A barbell, weight plates to load it on, some free floor space, and good old-fashioned zest.

how to do it

  1. Load the barbell to your desired weight, It’s best to start light, and be sure to pay attention to the size of the weight plates you’re using. You want the bar to be about nine inches off the ground (about 18 inches in diameter using standard plates). Olympic bumper plates are of this size, regardless of the weight of the plate. Iron plates, on the other hand, often become smaller as they become lighter. If you’re using smaller plates, the height of the bar will be closer to the ground, which means you’ll have to lean forward to raise the weight. This can be risky. Instead, mount the bar on a slightly higher surface so that the height matches the height of a standard Olympic plate.
  2. step right up. First, find your foot placement relative to the bar. Stand with your feet hip-width apart, and close enough that your shins almost touch the bar—an inch of space between the shin and the bar is ideal. When you point the bar straight down, it should split your foot in half, just above your shoelaces.
  3. get hold of, The next step is to make a fist on the bar. (Don’t worry about your back or the rest of your body just yet.) Keep your feet planted, reach down, and place your hands on the bar just outside your shins using a double overhand grip. Let your back round. You should feel a good stretch in your hamstrings.
  4. get uncomfortable. It sounds counterintuitive, but hear me out. Squeeze your body into a flat-back position, while sticking your butt out and pushing your chest up, while it rests on the floor. To help get into this position, pinch your armpits back and bring your knees out to your forearms as you’re trying to lift your chest. If done correctly, you’ll keep your upper chest over the bar, and the top of your head, your back, and your butt forming a straight line. Remember to draw your chin in; Your eyes should be focused on a spot right in front of the bar. All this tension that you have created should not feel relaxed—and that is a good thing.
  5. Dig and Fold Bar, When deadlifting, you shouldn’t rely exclusively on your arms or lower back to lift the weight. That’s why it’s important to squeeze every last ounce of flakes out of the bar before lifting it. This will ensure that you keep your elbows straight and lift with your body, not with your hands. It also avoids any jerky, spastic motions that can impair your technique. Before lifting, hold the bar close to your shins and try to pull it up with both hands, as if you were to bend the bar upwards to the ceiling.
  6. stand up. Now is the time to trust your technology. Stay tight, engage and lift your core. Make sure the bar stays no more than an inch away from your body. Drive in with your feet, squeezing your glutes, until you’re standing tall. You don’t need to lean back. As long as you fully squeeze the glutes, you’ll know when you can’t get taller. Once you’re up, hold steady with a proud chest and tight butt for a full second.
  7. Alight. Now it’s time to reverse the steps to return to the starting position. First, drop the hips back. Pretend you’re aiming for your butt to touch the wall behind you, and keep your back flat as you go down. While doing so, allow the bar to drag down your thighs in one smooth, controlled motion. Once the bar crosses knee level, it’s okay to insist on a “sit down” pattern, and allow the weight to return to the floor. Once the bar crosses your knees, it’s okay to speed it up a bit.
  8. repeat. Now that the weight is back on the floor, take a second before catching up and ripping out another repetition. Reset yourself, and repeat everything from step four. Don’t skip this step—it’s important to give yourself a chance to tighten up before each rep. It may seem insignificant if you’re lifting an empty bar, but once you’ve dealt with the excess weight, every last effort becomes invaluable.
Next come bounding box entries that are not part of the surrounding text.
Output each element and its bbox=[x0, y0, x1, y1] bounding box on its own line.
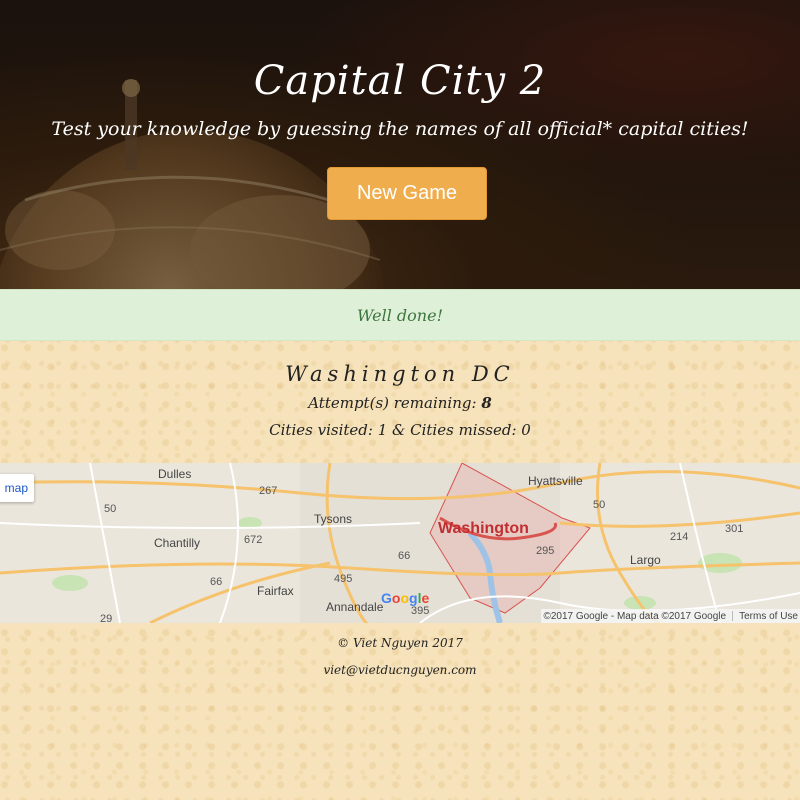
map-label-chantilly: Chantilly bbox=[154, 536, 201, 550]
cities-stats: Cities visited: 1 & Cities missed: 0 bbox=[269, 421, 531, 439]
map-label-washington: Washington bbox=[438, 520, 529, 537]
attempts-value: 8 bbox=[481, 394, 492, 412]
google-logo: Google bbox=[381, 590, 430, 606]
map-label-hyattsville: Hyattsville bbox=[528, 474, 583, 488]
attempts-remaining: Attempt(s) remaining: 8 bbox=[0, 394, 800, 412]
attribution-divider bbox=[732, 611, 734, 621]
road-shield-29: 29 bbox=[100, 613, 113, 623]
success-alert: Well done! bbox=[0, 289, 800, 341]
new-game-button[interactable]: New Game bbox=[327, 167, 487, 220]
map-label-tysons: Tysons bbox=[314, 512, 353, 526]
road-shield-395: 395 bbox=[411, 605, 430, 617]
road-shield-66a: 66 bbox=[398, 550, 411, 562]
map-label-largo: Largo bbox=[630, 553, 661, 567]
page-title: Capital City 2 bbox=[253, 58, 547, 104]
road-shield-66b: 66 bbox=[210, 576, 223, 588]
globe-illustration bbox=[0, 0, 800, 289]
map-label-dulles: Dulles bbox=[158, 467, 192, 481]
road-shield-672: 672 bbox=[244, 534, 263, 546]
footer-copyright: © Viet Nguyen 2017 bbox=[337, 636, 463, 650]
road-shield-50: 50 bbox=[104, 503, 117, 515]
map-attribution: ©2017 Google - Map data ©2017 Google bbox=[543, 610, 727, 622]
road-shield-50-east: 50 bbox=[593, 499, 606, 511]
road-shield-301: 301 bbox=[725, 523, 744, 535]
terms-of-use-link[interactable]: Terms of Use bbox=[739, 611, 798, 622]
attempts-label: Attempt(s) remaining: bbox=[308, 394, 477, 412]
road-shield-267: 267 bbox=[259, 485, 278, 497]
road-shield-214: 214 bbox=[670, 531, 689, 543]
map-label-annandale: Annandale bbox=[326, 600, 384, 614]
road-shield-295: 295 bbox=[536, 545, 555, 557]
map-type-button[interactable]: map bbox=[0, 474, 34, 502]
footer-email: viet@vietducnguyen.com bbox=[323, 663, 477, 677]
map-attribution-bar: ©2017 Google - Map data ©2017 Google Ter… bbox=[541, 609, 800, 623]
road-shield-495: 495 bbox=[334, 573, 353, 585]
hero-banner: Capital City 2 Test your knowledge by gu… bbox=[0, 0, 800, 289]
page-subtitle: Test your knowledge by guessing the name… bbox=[51, 118, 749, 140]
city-name: Washington DC bbox=[285, 362, 515, 386]
map-label-fairfax: Fairfax bbox=[257, 584, 294, 598]
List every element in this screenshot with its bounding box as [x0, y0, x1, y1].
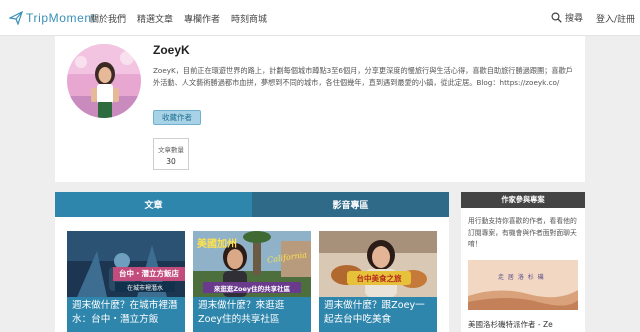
top-navbar: TripMoment 關於我們 精選文章 專欄作者 時刻商城 搜尋 登入/註冊 — [0, 0, 640, 36]
search-label: 搜尋 — [565, 14, 584, 24]
article-card[interactable]: 台中美食之旅 週末做什麼？跟Zoey一起去台中吃美食 — [319, 231, 437, 332]
nav-item-featured[interactable]: 精選文章 — [137, 12, 173, 25]
content-tabs: 文章 影音專區 — [55, 192, 449, 217]
main-nav: 關於我們 精選文章 專欄作者 時刻商城 — [90, 12, 267, 25]
author-profile-card: ZoeyK ZoeyK，目前正在環遊世界的路上，計劃每個城市蹲點3至6個月，分享… — [55, 36, 585, 182]
article-count-label: 文章數量 — [158, 146, 184, 154]
article-count-box: 文章數量 30 — [153, 138, 189, 170]
thumb-subcaption: 在城市裡潛水 — [126, 285, 163, 292]
paper-plane-icon — [9, 11, 23, 25]
logo-text: TripMoment — [26, 11, 96, 25]
article-count-value: 30 — [166, 157, 176, 166]
sidebar-description: 用行動支持你喜歡的作者，看看他的訂閱專案，有機會與作者面對面聊天唷！ — [468, 217, 577, 248]
author-bio: ZoeyK，目前正在環遊世界的路上，計劃每個城市蹲點3至6個月，分享更深度的慢旅… — [153, 66, 573, 88]
tab-videos[interactable]: 影音專區 — [252, 192, 449, 217]
login-link[interactable]: 登入/註冊 — [596, 12, 635, 25]
search-icon — [551, 12, 562, 23]
article-card[interactable]: 台中・潛立方飯店 在城市裡潛水 週末做什麼？在城市裡潛水：台中・潛立方飯 — [67, 231, 185, 332]
author-projects-sidebar: 作家參與專案 用行動支持你喜歡的作者，看看他的訂閱專案，有機會與作者面對面聊天唷… — [461, 192, 585, 332]
nav-item-authors[interactable]: 專欄作者 — [184, 12, 220, 25]
nav-item-shop[interactable]: 時刻商城 — [231, 12, 267, 25]
article-thumbnail[interactable]: 美國加州 California 來逛逛Zoey住的共享社區 — [193, 231, 311, 297]
article-title[interactable]: 週末做什麼？來逛逛Zoey住的共享社區 — [193, 297, 311, 332]
nav-item-about[interactable]: 關於我們 — [90, 12, 126, 25]
site-logo[interactable]: TripMoment — [9, 10, 96, 26]
author-avatar — [67, 44, 141, 118]
project-image[interactable]: 走 居 洛 杉 磯 — [468, 260, 578, 310]
article-list: 台中・潛立方飯店 在城市裡潛水 週末做什麼？在城市裡潛水：台中・潛立方飯 美國加… — [55, 217, 449, 332]
follow-author-button[interactable]: 收藏作者 — [153, 110, 201, 125]
tab-articles[interactable]: 文章 — [55, 192, 252, 217]
thumb-caption: 台中美食之旅 — [356, 274, 402, 283]
author-name: ZoeyK — [153, 43, 190, 57]
article-card[interactable]: 美國加州 California 來逛逛Zoey住的共享社區 週末做什麼？來逛逛Z… — [193, 231, 311, 332]
sidebar-title: 作家參與專案 — [461, 192, 585, 208]
article-thumbnail[interactable]: 台中・潛立方飯店 在城市裡潛水 — [67, 231, 185, 297]
article-thumbnail[interactable]: 台中美食之旅 — [319, 231, 437, 297]
thumb-title-text: 美國加州 — [197, 239, 237, 250]
project-caption[interactable]: 美國洛杉磯特派作者 - Ze — [468, 319, 553, 330]
thumb-caption: 來逛逛Zoey住的共享社區 — [213, 285, 291, 293]
article-title[interactable]: 週末做什麼？在城市裡潛水：台中・潛立方飯 — [67, 297, 185, 332]
project-image-text: 走 居 洛 杉 磯 — [498, 274, 545, 281]
article-title[interactable]: 週末做什麼？跟Zoey一起去台中吃美食 — [319, 297, 437, 332]
search-button[interactable]: 搜尋 — [551, 11, 583, 24]
thumb-caption: 台中・潛立方飯店 — [119, 269, 179, 278]
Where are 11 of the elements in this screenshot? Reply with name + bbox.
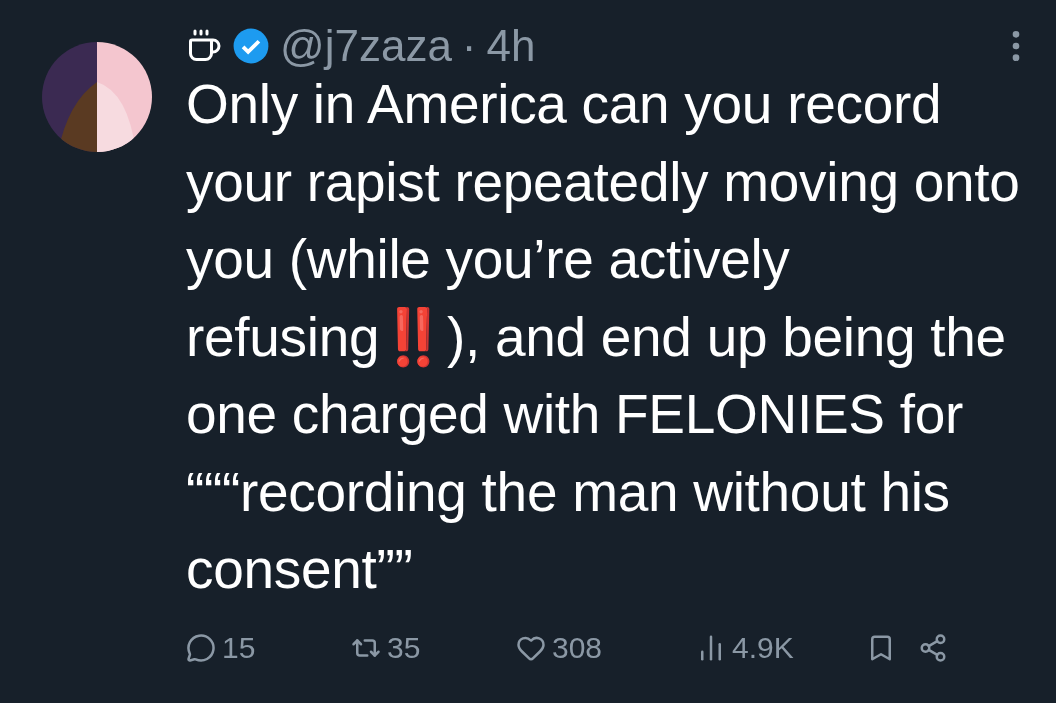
retweet-button[interactable]: 35	[351, 630, 516, 665]
post-time[interactable]: 4h	[486, 21, 536, 71]
user-handle[interactable]: @j7zaza	[280, 21, 452, 71]
reply-icon	[186, 632, 216, 663]
reply-button[interactable]: 15	[186, 630, 351, 665]
like-button[interactable]: 308	[516, 630, 696, 665]
coffee-icon	[186, 28, 222, 64]
tweet-text: Only in America can you record your rapist repeatedly moving onto you (while you’re actively refusing‼), and end up being the one charged with FELONIES for “““recording the man without his consent””	[186, 72, 1021, 602]
separator-dot: ·	[461, 21, 477, 71]
views-button[interactable]: 4.9K	[696, 630, 866, 665]
share-icon	[918, 632, 948, 663]
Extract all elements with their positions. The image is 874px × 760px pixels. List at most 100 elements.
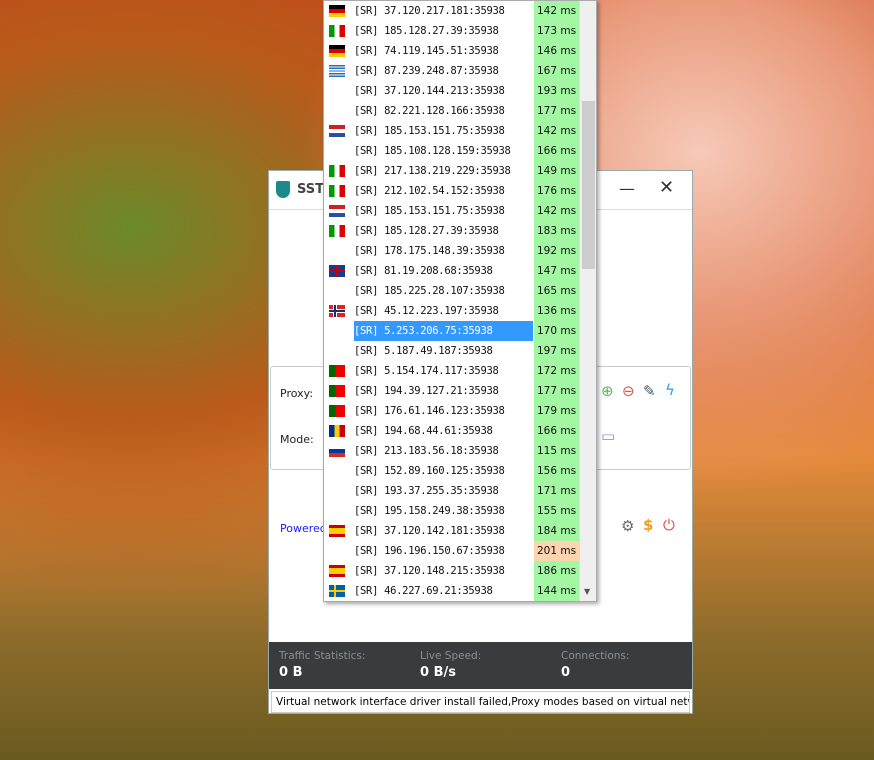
server-latency: 201 ms [534,541,579,561]
server-latency: 197 ms [534,341,579,361]
server-row[interactable]: [SR] 176.61.146.123:35938 179 ms [324,401,596,421]
server-latency: 173 ms [534,21,579,41]
speed-label: Live Speed: [420,650,482,662]
server-latency: 186 ms [534,561,579,581]
server-latency: 136 ms [534,301,579,321]
server-row[interactable]: [SR] 185.153.151.75:35938 142 ms [324,201,596,221]
status-bar: Virtual network interface driver install… [271,691,690,713]
server-latency: 167 ms [534,61,579,81]
lightning-icon[interactable]: ϟ [665,381,675,399]
server-latency: 192 ms [534,241,579,261]
server-latency: 142 ms [534,1,579,21]
server-row[interactable]: [SR] 74.119.145.51:35938 146 ms [324,41,596,61]
flag-it-icon [329,25,345,37]
server-latency: 172 ms [534,361,579,381]
scrollbar[interactable]: ▼ [579,1,596,601]
server-address: [SR] 5.187.49.187:35938 [354,345,493,357]
remove-icon[interactable]: ⊖ [622,382,635,400]
server-row[interactable]: [SR] 45.12.223.197:35938 136 ms [324,301,596,321]
server-address: [SR] 217.138.219.229:35938 [354,165,511,177]
server-row[interactable]: [SR] 195.158.249.38:35938 155 ms [324,501,596,521]
server-row[interactable]: [SR] 193.37.255.35:35938 171 ms [324,481,596,501]
mode-label: Mode: [280,433,314,446]
server-latency: 149 ms [534,161,579,181]
server-row[interactable]: [SR] 185.153.151.75:35938 142 ms [324,121,596,141]
scrollbar-thumb[interactable] [582,101,595,269]
flag-pt-icon [329,385,345,397]
proxy-label: Proxy: [280,387,314,400]
server-row[interactable]: [SR] 37.120.142.181:35938 184 ms [324,521,596,541]
server-latency: 156 ms [534,461,579,481]
server-address: [SR] 46.227.69.21:35938 [354,585,493,597]
server-row[interactable]: [SR] 5.154.174.117:35938 172 ms [324,361,596,381]
server-row[interactable]: [SR] 46.227.69.21:35938 144 ms [324,581,596,601]
edit-icon[interactable]: ✎ [643,382,656,400]
server-address: [SR] 87.239.248.87:35938 [354,65,499,77]
server-address: [SR] 74.119.145.51:35938 [354,45,499,57]
server-latency: 184 ms [534,521,579,541]
powered-by-link[interactable]: Powered [280,522,327,535]
server-row[interactable]: [SR] 194.68.44.61:35938 166 ms [324,421,596,441]
server-address: [SR] 176.61.146.123:35938 [354,405,505,417]
flag-nl-icon [329,125,345,137]
server-row[interactable]: [SR] 37.120.144.213:35938 193 ms [324,81,596,101]
flag-it-icon [329,165,345,177]
server-row[interactable]: [SR] 5.253.206.75:35938 170 ms [324,321,596,341]
flag-no-icon [329,305,345,317]
server-dropdown-list[interactable]: [SR] 37.120.217.181:35938 142 ms [SR] 185.… [323,0,597,602]
server-latency: 193 ms [534,81,579,101]
flag-it-icon [329,185,345,197]
server-row[interactable]: [SR] 212.102.54.152:35938 176 ms [324,181,596,201]
server-row[interactable]: [SR] 185.108.128.159:35938 166 ms [324,141,596,161]
server-row[interactable]: [SR] 196.196.150.67:35938 201 ms [324,541,596,561]
server-latency: 177 ms [534,381,579,401]
server-latency: 147 ms [534,261,579,281]
server-row[interactable]: [SR] 178.175.148.39:35938 192 ms [324,241,596,261]
server-address: [SR] 81.19.208.68:35938 [354,265,493,277]
server-latency: 183 ms [534,221,579,241]
flag-pt-icon [329,405,345,417]
server-address: [SR] 185.225.28.107:35938 [354,285,505,297]
server-row[interactable]: [SR] 81.19.208.68:35938 147 ms [324,261,596,281]
server-address: [SR] 185.108.128.159:35938 [354,145,511,157]
add-icon[interactable]: ⊕ [601,382,614,400]
scroll-down-arrow[interactable]: ▼ [584,587,590,596]
server-latency: 179 ms [534,401,579,421]
server-latency: 142 ms [534,201,579,221]
server-row[interactable]: [SR] 213.183.56.18:35938 115 ms [324,441,596,461]
server-row[interactable]: [SR] 87.239.248.87:35938 167 ms [324,61,596,81]
connections-label: Connections: [561,650,630,662]
server-row[interactable]: [SR] 185.225.28.107:35938 165 ms [324,281,596,301]
flag-de-icon [329,5,345,17]
server-latency: 165 ms [534,281,579,301]
server-latency: 171 ms [534,481,579,501]
server-row[interactable]: [SR] 37.120.217.181:35938 142 ms [324,1,596,21]
minimize-button[interactable]: — [619,179,635,198]
server-address: [SR] 82.221.128.166:35938 [354,105,505,117]
server-latency: 166 ms [534,421,579,441]
server-row[interactable]: [SR] 217.138.219.229:35938 149 ms [324,161,596,181]
server-address: [SR] 194.39.127.21:35938 [354,385,499,397]
connections-value: 0 [561,665,571,680]
server-latency: 155 ms [534,501,579,521]
server-row[interactable]: [SR] 194.39.127.21:35938 177 ms [324,381,596,401]
flag-es-icon [329,565,345,577]
server-row[interactable]: [SR] 82.221.128.166:35938 177 ms [324,101,596,121]
server-address: [SR] 185.128.27.39:35938 [354,25,499,37]
server-row[interactable]: [SR] 37.120.148.215:35938 186 ms [324,561,596,581]
close-button[interactable]: ✕ [659,177,674,198]
folder-icon[interactable]: ▭ [601,427,615,445]
flag-ro-icon [329,425,345,437]
server-latency: 115 ms [534,441,579,461]
server-address: [SR] 213.183.56.18:35938 [354,445,499,457]
server-row[interactable]: [SR] 152.89.160.125:35938 156 ms [324,461,596,481]
server-latency: 166 ms [534,141,579,161]
server-address: [SR] 5.154.174.117:35938 [354,365,499,377]
dollar-icon[interactable]: $ [643,516,653,534]
power-icon[interactable]: ⏻ [663,516,675,534]
server-row[interactable]: [SR] 5.187.49.187:35938 197 ms [324,341,596,361]
gear-icon[interactable]: ⚙ [621,517,634,535]
server-row[interactable]: [SR] 185.128.27.39:35938 183 ms [324,221,596,241]
flag-gb-icon [329,265,345,277]
server-row[interactable]: [SR] 185.128.27.39:35938 173 ms [324,21,596,41]
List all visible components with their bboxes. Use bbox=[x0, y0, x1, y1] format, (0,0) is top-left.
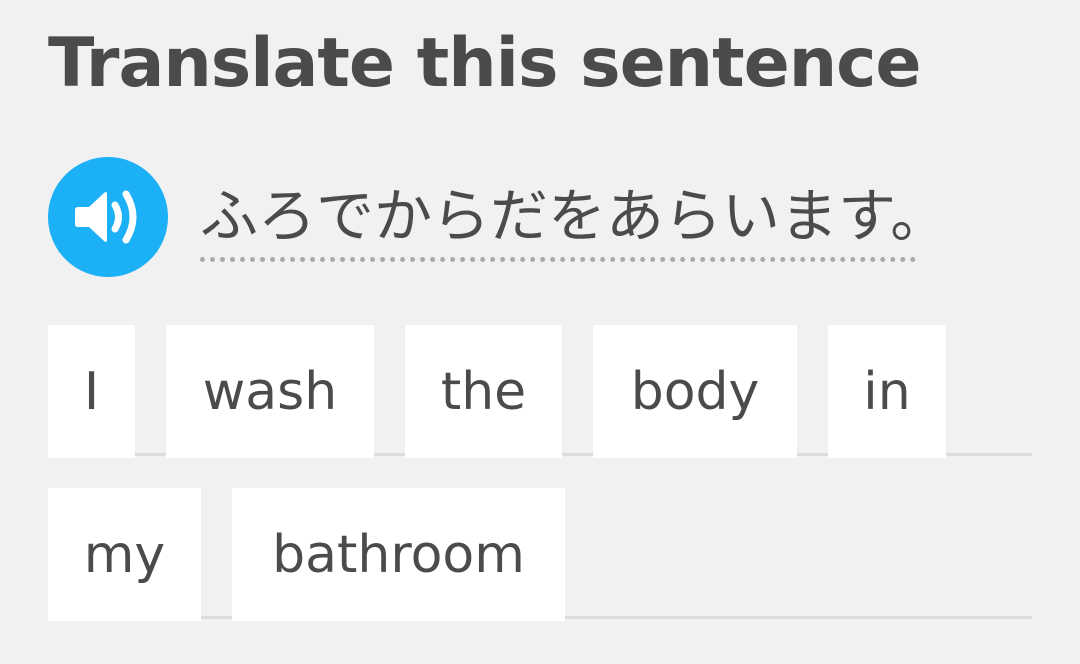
page-title: Translate this sentence bbox=[48, 24, 922, 103]
prompt-sentence[interactable]: ふろでからだをあらいます。 bbox=[200, 180, 948, 252]
word-tile-i[interactable]: I bbox=[48, 325, 135, 458]
play-audio-button[interactable] bbox=[48, 157, 168, 277]
word-tile-bathroom[interactable]: bathroom bbox=[232, 488, 565, 621]
word-tile-my[interactable]: my bbox=[48, 488, 201, 621]
word-tile-the[interactable]: the bbox=[405, 325, 562, 458]
prompt-dotted-underline bbox=[200, 257, 916, 262]
word-tile-body[interactable]: body bbox=[593, 325, 797, 458]
word-tile-in[interactable]: in bbox=[828, 325, 946, 458]
speaker-icon bbox=[75, 190, 137, 244]
word-tile-wash[interactable]: wash bbox=[166, 325, 374, 458]
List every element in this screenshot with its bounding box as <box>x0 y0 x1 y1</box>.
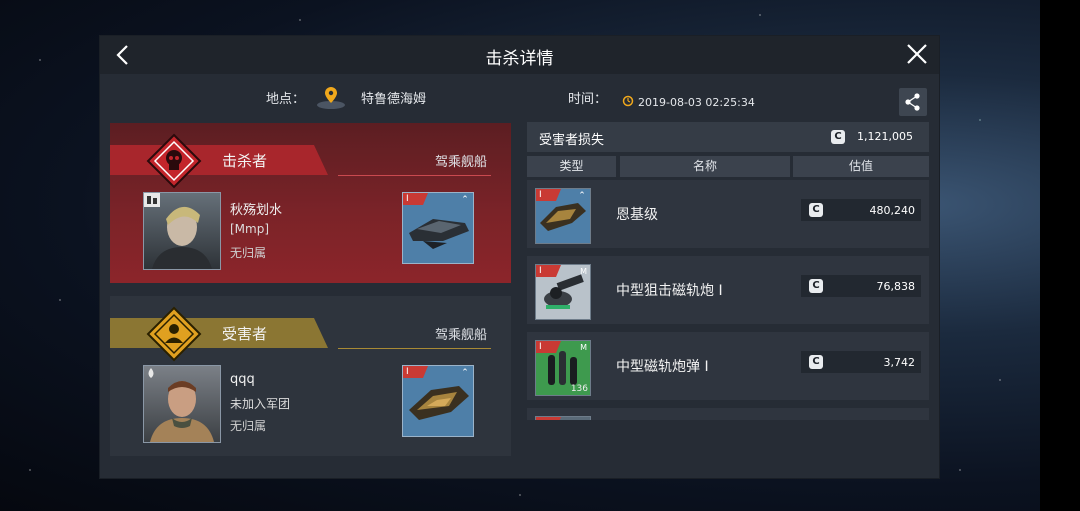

If you are a more learning person, check out the video tutorial below, which visually breaks down all the steps.

With practice, you’ll master deadlifting and get the most out of this incredibly important movement. The deadlift targets the entire posterior chain, or muscles of the back of the body (mainly the glutes, hamstrings and lower back). It offers serious strength and muscle-building benefits, and when done correctly, it’s one of the most joint-friendly exercises you can do. Take the time to learn proper form now, and you’ll reap the rewards of a lifetime.